Characterization of the E1-b promoter region and EPHX1 expression in human cell lines. A, PCR genotyping of Alu insertion polymorphism in A549, HepG2, and 293T cells. The DNA fragment between -2428 and -1305 of E1-b was specifically amplified from genomic DNA demonstrating the presence of the 2xAlu insertion in 293T cells but not A549 or HepG2 cells. B, real-time PCR was performed with RNA obtained from the respective cell lines.
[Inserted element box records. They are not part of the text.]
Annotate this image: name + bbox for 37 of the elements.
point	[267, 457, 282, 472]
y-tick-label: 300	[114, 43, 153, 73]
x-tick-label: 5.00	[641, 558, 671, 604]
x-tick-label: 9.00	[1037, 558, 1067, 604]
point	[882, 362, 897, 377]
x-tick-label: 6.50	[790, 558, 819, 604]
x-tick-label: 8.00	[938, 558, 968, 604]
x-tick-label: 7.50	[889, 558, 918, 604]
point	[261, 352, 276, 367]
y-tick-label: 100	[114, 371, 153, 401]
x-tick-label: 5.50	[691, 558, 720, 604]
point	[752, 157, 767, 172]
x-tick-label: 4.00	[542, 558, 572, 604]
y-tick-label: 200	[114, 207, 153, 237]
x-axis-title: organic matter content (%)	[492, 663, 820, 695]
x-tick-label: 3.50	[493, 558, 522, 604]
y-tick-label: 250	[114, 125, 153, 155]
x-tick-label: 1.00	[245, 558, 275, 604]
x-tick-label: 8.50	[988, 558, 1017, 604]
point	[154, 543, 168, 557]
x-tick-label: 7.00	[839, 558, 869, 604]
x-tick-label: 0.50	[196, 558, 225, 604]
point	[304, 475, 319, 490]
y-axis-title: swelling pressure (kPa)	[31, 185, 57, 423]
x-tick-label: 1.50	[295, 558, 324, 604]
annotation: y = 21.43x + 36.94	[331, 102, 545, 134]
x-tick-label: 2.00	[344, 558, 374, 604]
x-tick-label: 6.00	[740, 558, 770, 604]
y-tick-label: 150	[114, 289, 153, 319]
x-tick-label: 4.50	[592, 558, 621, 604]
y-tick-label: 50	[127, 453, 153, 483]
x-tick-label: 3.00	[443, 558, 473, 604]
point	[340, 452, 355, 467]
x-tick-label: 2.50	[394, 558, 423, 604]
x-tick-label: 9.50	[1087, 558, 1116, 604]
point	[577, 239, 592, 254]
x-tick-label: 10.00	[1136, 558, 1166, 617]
The data shown depict means and S.D. values derived from two separate experiments, each performed in triplicate. The 293T cells exhibited a significantly lower level of EPHX1 E1-b transcript expression compared either with HepG2 or A549 cells (**, p < 0.01). C, Western immunoblot blot analysis assessing corresponding EPHX1 protein levels.

Fig. 5.

LD structure of a 52-kb region spanning EPHX1 and extended promoter in European Americans. EPHX1 genotypes from HapMap (http://www.hapmap.org/) were downloaded, and the LD was determined using Haploview software. D′ values are displayed in the squares (empty squares have a pairwise D′ 1.00). Red squares show high pairwise LD, gradually coloring down to white squares of low pairwise LD. The black triangles indicate the haplotype blocks. There are three haplotype blocks in this region (one block in the large promoter region that spans into the first two exons of the gene, one block that spans exon 3 and nearby intronic regions, and one block that spans exons 4–9). At the upper portion gene structure region, red ovals indicate the coding polymorphisms in exons 3 (rs1051740) and 4 (rs2234922), which are not in LD with each other, nor with the promoter region.